Die gute Konjunktur hat auch den Arbeitsmarkt positiv beeinflusst. Von Januar bis November 2015 waren im Durchschnitt 228 000 Männer und Frauen ohne Arbeit und somit 3400 Personen weniger als im gleichen Zeitraum des Vorjahres. Die Arbeitslosenquote sank im Durchschnitt der elf Monate auf 3,9 Prozent. Gleichwohl gibt es Verwerfungen am Arbeitsmarkt. So sind mittlerweile fast ein Drittel – genau: 31,5 Prozent – aller Arbeitslosen länger als ein Jahr ohne Arbeit, sind also langzeitarbeitslos. Dennoch ist die entsprechende Quote im Land geringer als in anderen Bundesländern.

Wachstumsmotor ist das Auslandsgeschäft der Industrie

Die Beschäftigung hat mit mehr als sechs Millionen Männern und Frauen einen neuen Höchststand erreicht. Die Zahl der sozialversicherungspflichtig Beschäftigten hat dabei besonders stark zugenommen und ist um 2,4 Prozent auf 4,4 Millionen Menschen im September 2015 gestiegen.

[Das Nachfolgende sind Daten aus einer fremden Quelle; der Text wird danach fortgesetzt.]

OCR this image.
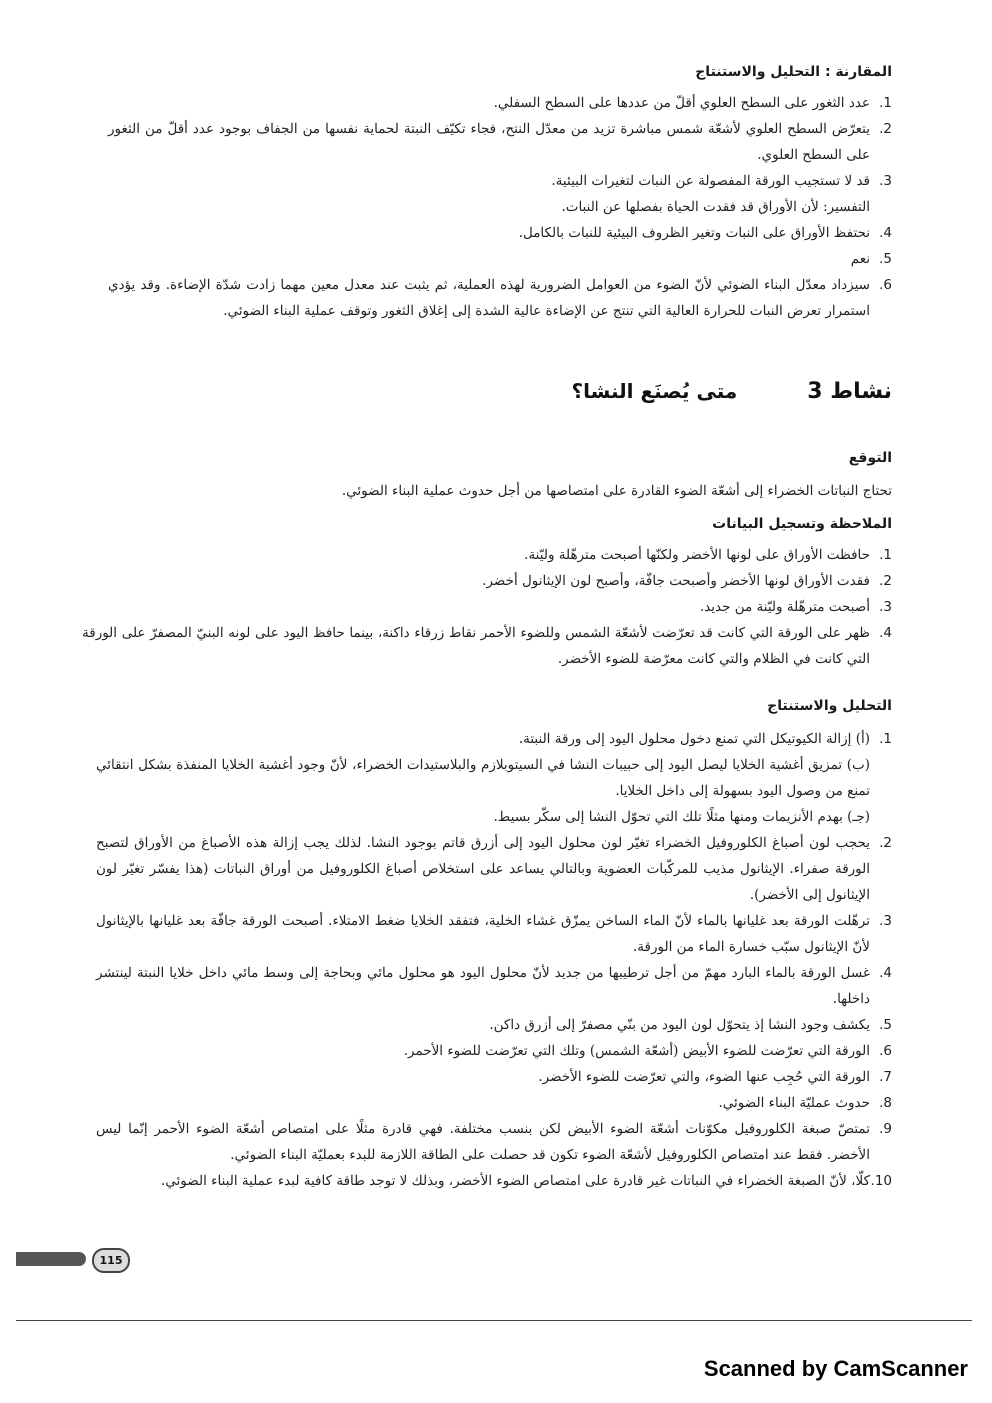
المقارنة : التحليل والاستنتاج
1.
عدد الثغور على السطح العلوي أقلّ من عددها على السطح السفلي.
2.
يتعرّض السطح العلوي لأشعّة شمس مباشرة تزيد من معدّل النتح، فجاء تكيّف النبتة لحماية نفسها من الجفاف بوجود عدد أقلّ من الثغور على السطح العلوي.
3.
قد لا تستجيب الورقة المفصولة عن النبات لتغيرات البيئية.
التفسير: لأن الأوراق قد فقدت الحياة بفصلها عن النبات.
4.
نحتفظ الأوراق على النبات وتغير الظروف البيئية للنبات بالكامل.
5.
نعم
6.
سيزداد معدّل البناء الضوئي لأنّ الضوء من العوامل الضرورية لهذه العملية، ثم يثبت عند معدل معين مهما زادت شدّة الإضاءة. وقد يؤدي استمرار تعرض النبات للحرارة العالية التي تنتج عن الإضاءة عالية الشدة إلى إغلاق الثغور وتوقف عملية البناء الضوئي.
نشاط 3
متى يُصنَع النشا؟
التوقع
تحتاج النباتات الخضراء إلى أشعّة الضوء القادرة على امتصاصها من أجل حدوث عملية البناء الضوئي.
الملاحظة وتسجيل البيانات
1.
حافظت الأوراق على لونها الأخضر ولكنّها أصبحت مترهّلة وليّنة.
2.
فقدت الأوراق لونها الأخضر وأصبحت جافّة، وأصبح لون الإيثانول أخضر.
3.
أصبحت مترهّلة وليّنة من جديد.
4.
ظهر على الورقة التي كانت قد تعرّضت لأشعّة الشمس وللضوء الأحمر نقاط زرقاء داكنة، بينما حافظ اليود على لونه البنيّ المصفرّ على الورقة التي كانت في الظلام والتي كانت معرّضة للضوء الأخضر.
التحليل والاستنتاج
1.

(أ) إزالة الكيوتيكل التي تمنع دخول محلول اليود إلى ورقة النبتة.

(ب) تمزيق أغشية الخلايا ليصل اليود إلى حبيبات النشا في السيتوبلازم والبلاستيدات الخضراء، لأنّ وجود أغشية الخلايا المنفذة بشكل انتقائي تمنع من وصول اليود بسهولة إلى داخل الخلايا.

(جـ) بهدم الأنزيمات ومنها مثلًا تلك التي تحوّل النشا إلى سكّر بسيط.

2.
يحجب لون أصباغ الكلوروفيل الخضراء تغيّر لون محلول اليود إلى أزرق قاتم بوجود النشا. لذلك يجب إزالة هذه الأصباغ من الأوراق لتصبح الورقة صفراء. الإيثانول مذيب للمركّبات العضوية وبالتالي يساعد على استخلاص أصباغ الكلوروفيل من أوراق النباتات (هذا يفسّر تغيّر لون الإيثانول إلى الأخضر).
3.
ترهّلت الورقة بعد غليانها بالماء لأنّ الماء الساخن يمزّق غشاء الخلية، فتفقد الخلايا ضغط الامتلاء. أصبحت الورقة جافّة بعد غليانها بالإيثانول لأنّ الإيثانول سبّب خسارة الماء من الورقة.
4.
غسل الورقة بالماء البارد مهمّ من أجل ترطيبها من جديد لأنّ محلول اليود هو محلول مائي وبحاجة إلى وسط مائي داخل خلايا النبتة لينتشر داخلها.
5.
يكشف وجود النشا إذ يتحوّل لون اليود من بنّي مصفرّ إلى أزرق داكن.
6.
الورقة التي تعرّضت للضوء الأبيض (أشعّة الشمس) وتلك التي تعرّضت للضوء الأحمر.
7.
الورقة التي حُجِب عنها الضوء، والتي تعرّضت للضوء الأخضر.
8.
حدوث عمليّة البناء الضوئي.
9.
تمتصّ صبغة الكلوروفيل مكوّنات أشعّة الضوء الأبيض لكن بنسب مختلفة. فهي قادرة مثلًا على امتصاص أشعّة الضوء الأحمر إنّما ليس الأخضر. فقط عند امتصاص الكلوروفيل لأشعّة الضوء تكون قد حصلت على الطاقة اللازمة للبدء بعمليّة البناء الضوئي.
10.
كلّا، لأنّ الصبغة الخضراء في النباتات غير قادرة على امتصاص الضوء الأخضر، وبذلك لا توجد طاقة كافية لبدء عملية البناء الضوئي.
115
Scanned by CamScanner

Wachstumsmotor war im zu Ende gehenden Jahr einmal mehr das Auslandsgeschäft der Industrie. In den ersten drei Quartalen nahmen die Ausfuhren um knapp zehn Prozent zu. Besonders dynamisch entwickelten sich dabei die Lieferungen in die Vereinigten Staaten, die um 26 Prozent zunahmen. Auch innerhalb Europas wurde mit einem Exportplus von 9,5 Prozent ein stattliches Wachstum verbucht. Die Exporte Baden-Württembergs gehen etwa zur Hälfte in andere europäische Länder. Der Anteil der Vereinigten Staaten beträgt 13 Prozent; es folgt China mit sieben Prozent auf dem nächsten Platz. Für das kommende Jahr sagen zum Beispiel die Europäische Zentralbank und der Internationale Währungsfonds eine Abschwächung im Außenhandel voraus. Darunter dürfte der Südwesten aufgrund der Stärke seiner Exportwirtschaft mehr leiden als der Rest Deutschlands.